There are a handful of sad cliches here - the only reward for doing extra work is more work, hr isn't your friend, and you'll never get promoted out of a job you're underpaid for.

From your story I think you need to find work at a different company. Your boss knows he has a free developer at his command and isn't going to give that up. I don't know him but if he is as big of an asshole as your story makes him sound like I expect he is the reason your move to the other department fizzled and I would be very wary of him sabotaging your attempts to get a new job.

Building software professionally can be fun but it can also feel a lot like this. If you're enjoying the creativity and problem solving part I suggest you start interviewing for entry level coding jobs at different companies. You need to with more senior engineers to set the right boundaries and to help you learn (eventually you'll look back at your first real project and laugh at the bad decisions while marveling that you got it working at all). Use a friend for references not your current boss.

The flip side of this abusive relationship is you can probably phone in your work for a while as you recover mentally and find your next job.

tl;dr - you have to take action in order to fix this and you probably can't fix this and stay at your current company. You also have problem-solving mindset that will help you find a career that pays much better than answering phones.

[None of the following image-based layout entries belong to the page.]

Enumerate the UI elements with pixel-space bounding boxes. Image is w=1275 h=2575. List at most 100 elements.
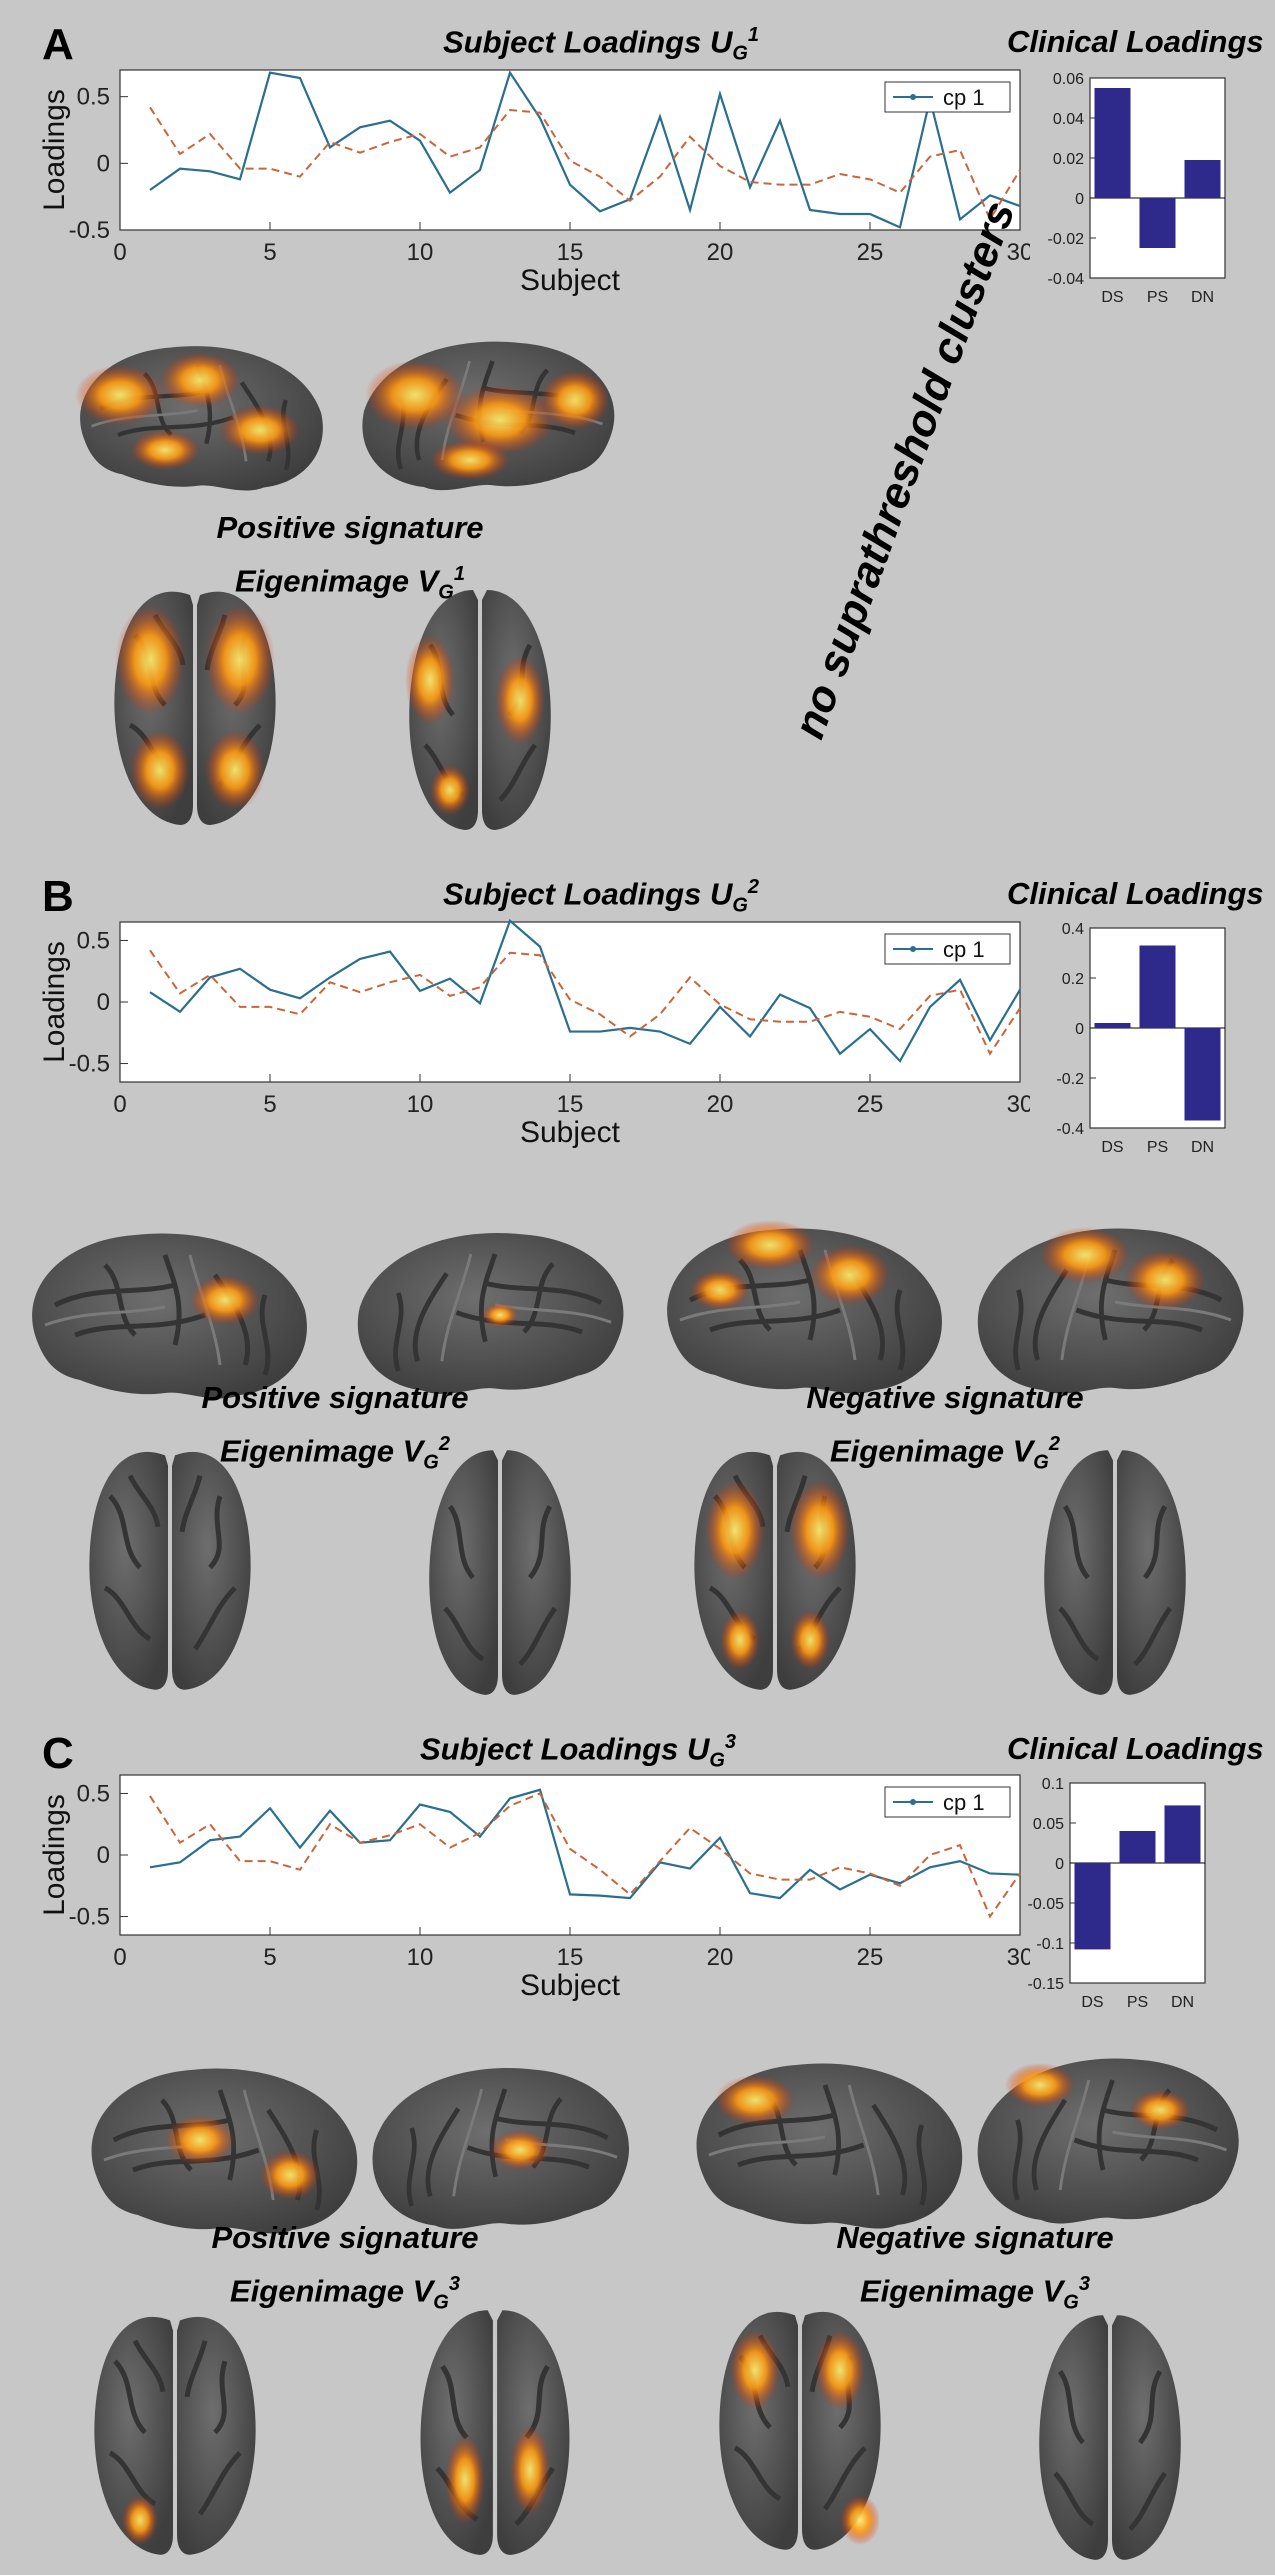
x-tick-label: 10 — [407, 1091, 434, 1118]
bar-dn — [1164, 1805, 1201, 1863]
legend-label: cp 1 — [943, 1790, 985, 1815]
negative-signature-label: Negative signature Eigenimage VG3 — [836, 2220, 1114, 2314]
bar-dn — [1184, 160, 1221, 198]
subject-loadings-title: Subject Loadings UG2 — [443, 876, 760, 917]
x-tick-label: 15 — [557, 1091, 584, 1118]
y-tick-label: 0.2 — [1062, 971, 1084, 988]
x-tick-label: 20 — [707, 1944, 734, 1971]
y-tick-label: 0 — [1075, 1021, 1084, 1038]
x-tick-label: 30 — [1007, 239, 1030, 266]
category-label: PS — [1127, 1994, 1148, 2011]
legend-label: cp 1 — [943, 937, 985, 962]
clinical-loadings-title: Clinical Loadings — [1007, 24, 1264, 59]
x-tick-label: 25 — [857, 1091, 884, 1118]
y-tick-label: 0 — [97, 989, 110, 1016]
y-tick-label: 0.4 — [1062, 921, 1084, 938]
x-tick-label: 25 — [857, 239, 884, 266]
y-tick-label: -0.02 — [1048, 231, 1085, 248]
panel-label: C — [42, 1729, 74, 1778]
panel-b: B Subject Loadings UG2 Clinical Loadings… — [0, 860, 1275, 1705]
positive-signature-label: Positive signature Eigenimage VG3 — [211, 2220, 479, 2314]
y-tick-label: 0.04 — [1053, 111, 1084, 128]
bar-dn — [1184, 1028, 1221, 1121]
category-label: DS — [1101, 289, 1123, 306]
category-label: PS — [1147, 1139, 1168, 1156]
x-axis-label: Subject — [520, 264, 621, 297]
x-tick-label: 30 — [1007, 1091, 1030, 1118]
bar-ps — [1119, 1831, 1156, 1863]
legend-marker — [910, 1799, 916, 1805]
panel-label: A — [42, 20, 74, 69]
x-tick-label: 5 — [263, 1091, 276, 1118]
y-tick-label: 0.5 — [77, 1780, 110, 1807]
clinical-loadings-chart: 0.1 0.05 0 -0.05 -0.1 -0.15 DS PS DN — [1028, 1776, 1206, 2011]
y-tick-label: -0.04 — [1048, 271, 1085, 288]
x-tick-label: 30 — [1007, 1944, 1030, 1971]
category-label: PS — [1147, 289, 1168, 306]
y-tick-label: -0.1 — [1036, 1936, 1064, 1953]
y-tick-label: -0.15 — [1028, 1976, 1065, 1993]
x-axis-label: Subject — [520, 1969, 621, 2002]
category-label: DN — [1191, 1139, 1214, 1156]
panel-c: C Subject Loadings UG3 Clinical Loadings… — [0, 1705, 1275, 2575]
y-axis-label: Loadings — [40, 1794, 71, 1916]
x-tick-label: 0 — [113, 239, 126, 266]
y-tick-label: -0.4 — [1056, 1121, 1084, 1138]
plot-area — [119, 69, 1021, 231]
bar-ps — [1139, 945, 1176, 1028]
y-axis-label: Loadings — [40, 941, 71, 1063]
panel-label: B — [42, 872, 74, 921]
legend-label: cp 1 — [943, 85, 985, 110]
plot-area — [119, 1774, 1021, 1936]
legend-marker — [910, 94, 916, 100]
bar-ds — [1094, 1023, 1131, 1028]
clinical-loadings-chart: 0.06 0.04 0.02 0 -0.02 -0.04 DS PS DN — [1048, 71, 1226, 306]
category-label: DS — [1101, 1139, 1123, 1156]
category-label: DN — [1191, 289, 1214, 306]
y-tick-label: 0.1 — [1042, 1776, 1064, 1793]
y-tick-label: -0.5 — [69, 217, 110, 244]
y-tick-label: -0.5 — [69, 1051, 110, 1078]
y-tick-label: 0 — [1075, 191, 1084, 208]
x-tick-label: 15 — [557, 239, 584, 266]
series-line-dashed — [149, 1792, 1021, 1919]
x-tick-label: 20 — [707, 239, 734, 266]
x-tick-label: 25 — [857, 1944, 884, 1971]
y-tick-label: -0.05 — [1028, 1896, 1065, 1913]
positive-signature-label: Positive signature Eigenimage VG2 — [201, 1380, 469, 1474]
series-line-cp1 — [149, 70, 1021, 229]
subject-loadings-title: Subject Loadings UG1 — [443, 24, 760, 65]
legend-marker — [910, 946, 916, 952]
panel-a: A Subject Loadings UG1 Clinical Loadings… — [0, 0, 1275, 860]
bar-ds — [1094, 88, 1131, 198]
bar-ds — [1074, 1863, 1111, 1950]
x-tick-label: 5 — [263, 239, 276, 266]
negative-signature-label: Negative signature Eigenimage VG2 — [806, 1380, 1084, 1474]
x-tick-label: 0 — [113, 1091, 126, 1118]
subject-loadings-title: Subject Loadings UG3 — [420, 1731, 737, 1772]
clinical-loadings-chart: 0.4 0.2 0 -0.2 -0.4 DS PS DN — [1056, 921, 1226, 1156]
clinical-loadings-title: Clinical Loadings — [1007, 876, 1264, 911]
y-tick-label: 0.5 — [77, 927, 110, 954]
x-tick-label: 10 — [407, 239, 434, 266]
y-tick-label: 0.02 — [1053, 151, 1084, 168]
bar-ps — [1139, 198, 1176, 248]
series-line-dashed — [149, 949, 1021, 1056]
series-line-cp1 — [149, 918, 1021, 1063]
positive-signature-label: Positive signature Eigenimage VG1 — [216, 510, 484, 604]
x-tick-label: 15 — [557, 1944, 584, 1971]
clinical-loadings-title: Clinical Loadings — [1007, 1731, 1264, 1766]
x-tick-label: 10 — [407, 1944, 434, 1971]
legend-box — [884, 933, 1011, 965]
y-tick-label: -0.5 — [69, 1904, 110, 1931]
y-tick-label: 0 — [97, 150, 110, 177]
series-line-dashed — [149, 106, 1021, 222]
x-tick-label: 20 — [707, 1091, 734, 1118]
y-axis-label: Loadings — [40, 89, 71, 211]
y-tick-label: 0.05 — [1033, 1816, 1064, 1833]
y-tick-label: 0.06 — [1053, 71, 1084, 88]
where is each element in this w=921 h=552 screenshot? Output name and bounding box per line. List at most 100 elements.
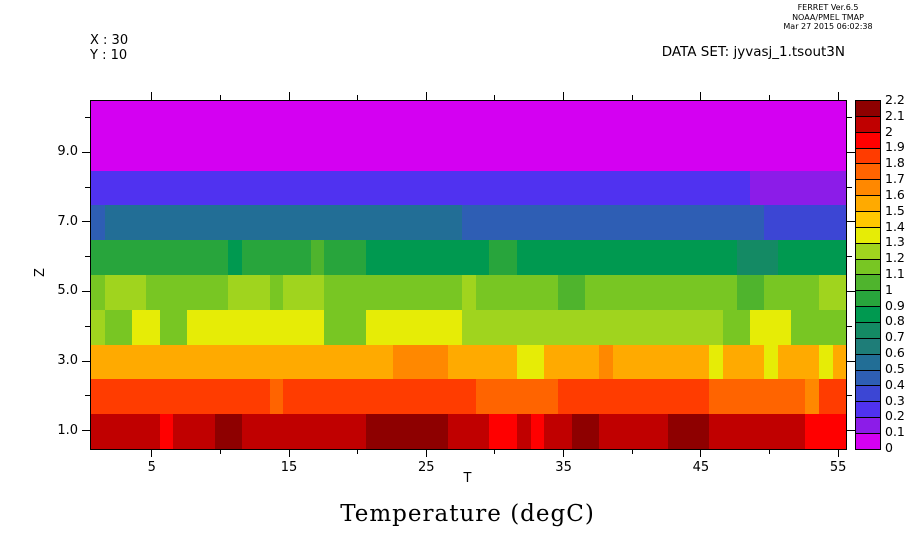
heatmap-cell bbox=[269, 274, 284, 310]
heatmap-cell bbox=[448, 274, 462, 310]
x-tick-label: 45 bbox=[692, 460, 710, 475]
heatmap-cell bbox=[503, 101, 517, 136]
colorbar-tick-label: 1.6 bbox=[885, 186, 905, 202]
heatmap-cell bbox=[461, 205, 476, 241]
heatmap-cell bbox=[297, 205, 311, 241]
heatmap-cell bbox=[585, 240, 600, 275]
heatmap-cell bbox=[763, 205, 778, 241]
heatmap-cell bbox=[763, 170, 778, 206]
heatmap-cell bbox=[805, 344, 819, 380]
colorbar-cell bbox=[856, 354, 880, 371]
heatmap-cell bbox=[283, 101, 298, 136]
heatmap-cell bbox=[324, 414, 339, 449]
plot-title: Temperature (degC) bbox=[340, 501, 595, 527]
heatmap-cell bbox=[818, 205, 833, 241]
x-tick-label: 15 bbox=[280, 460, 298, 475]
heatmap-cell bbox=[832, 135, 847, 171]
heatmap-cell bbox=[736, 344, 751, 380]
heatmap-cell bbox=[475, 205, 490, 241]
heatmap-cell bbox=[709, 309, 723, 345]
heatmap-cell bbox=[818, 135, 833, 171]
heatmap-cell bbox=[805, 101, 819, 136]
heatmap-cell bbox=[667, 240, 682, 275]
heatmap-cell bbox=[269, 379, 284, 415]
heatmap-cell bbox=[709, 274, 723, 310]
heatmap-cell bbox=[242, 101, 256, 136]
heatmap-cell bbox=[132, 344, 146, 380]
heatmap-cell bbox=[722, 414, 737, 449]
heatmap-cell bbox=[832, 274, 847, 310]
heatmap-cell bbox=[118, 414, 133, 449]
x-major-tick bbox=[425, 449, 427, 457]
heatmap-cell bbox=[805, 274, 819, 310]
heatmap-cell bbox=[145, 274, 160, 310]
heatmap-cell bbox=[475, 101, 490, 136]
heatmap-cell bbox=[393, 101, 407, 136]
heatmap-cell bbox=[654, 414, 668, 449]
heatmap-cell bbox=[255, 414, 270, 449]
heatmap-cell bbox=[791, 135, 806, 171]
heatmap-cell bbox=[159, 135, 174, 171]
y-minor-tick-right bbox=[847, 116, 852, 118]
heatmap-cell bbox=[571, 379, 586, 415]
colorbar-tick-label: 0.4 bbox=[885, 376, 905, 392]
heatmap-cell bbox=[599, 274, 613, 310]
heatmap-cell bbox=[434, 240, 449, 275]
colorbar-tick-label: 0.6 bbox=[885, 345, 905, 361]
heatmap-cell bbox=[200, 344, 215, 380]
heatmap-cell bbox=[791, 205, 806, 241]
colorbar-tick-label: 2.1 bbox=[885, 107, 905, 123]
heatmap-cell bbox=[736, 309, 751, 345]
heatmap-cell bbox=[159, 274, 174, 310]
heatmap-cell bbox=[214, 414, 229, 449]
heatmap-cell bbox=[104, 205, 119, 241]
heatmap-cell bbox=[159, 309, 174, 345]
heatmap-cell bbox=[461, 101, 476, 136]
colorbar-cell bbox=[856, 212, 880, 228]
heatmap-cell bbox=[310, 135, 325, 171]
colorbar-tick-label: 0.9 bbox=[885, 297, 905, 313]
x-major-tick bbox=[700, 449, 702, 457]
heatmap-cell bbox=[228, 309, 243, 345]
heatmap-cell bbox=[132, 205, 146, 241]
heatmap-cell bbox=[434, 101, 449, 136]
heatmap-cell bbox=[626, 170, 641, 206]
y-major-tick-right bbox=[847, 430, 855, 432]
heatmap-cell bbox=[750, 344, 764, 380]
heatmap-cell bbox=[818, 170, 833, 206]
heatmap-cell bbox=[805, 240, 819, 275]
x-tick-label: 25 bbox=[418, 460, 435, 475]
heatmap-cell bbox=[145, 379, 160, 415]
heatmap-cell bbox=[695, 101, 710, 136]
heatmap-cell bbox=[200, 135, 215, 171]
heatmap-cell bbox=[626, 379, 641, 415]
heatmap-cell bbox=[736, 170, 751, 206]
heatmap-cell bbox=[214, 309, 229, 345]
heatmap-cell bbox=[434, 344, 449, 380]
x-tick-label: 5 bbox=[147, 460, 156, 475]
heatmap-cell bbox=[242, 309, 256, 345]
heatmap-cell bbox=[406, 101, 421, 136]
heatmap-cell bbox=[365, 274, 380, 310]
heatmap-cell bbox=[503, 414, 517, 449]
heatmap-cell bbox=[145, 309, 160, 345]
heatmap-cell bbox=[626, 309, 641, 345]
heatmap-cell bbox=[640, 170, 655, 206]
heatmap-cell bbox=[159, 414, 174, 449]
heatmap-cell bbox=[434, 170, 449, 206]
heatmap-cell bbox=[461, 135, 476, 171]
heatmap-cell bbox=[242, 274, 256, 310]
heatmap-row-z5 bbox=[91, 274, 847, 310]
heatmap-cell bbox=[461, 274, 476, 310]
heatmap-cell bbox=[695, 240, 710, 275]
heatmap-cell bbox=[736, 274, 751, 310]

Just quit. Deadset I would have quit 2 months into that app and them not paying am upgraded wage. Have some damn self respect person and don't let companies walk over you.

Companies have zero loyalty to you. Show them the same.


Don’t just quit. Find a new job first. It’s much easier to get a new job when you already have one.


Listen to Al, he knows. Finding a job is 100% easier if you are employed. Scale back work efforts enough to find your next gig. Quit if you must, but know that it might be harder to land a job being unemployed.


Some people have bills, and debt or no money. Sure if you can afford it you might want to consider quitting, but looking at outside options seems the right thing to do first.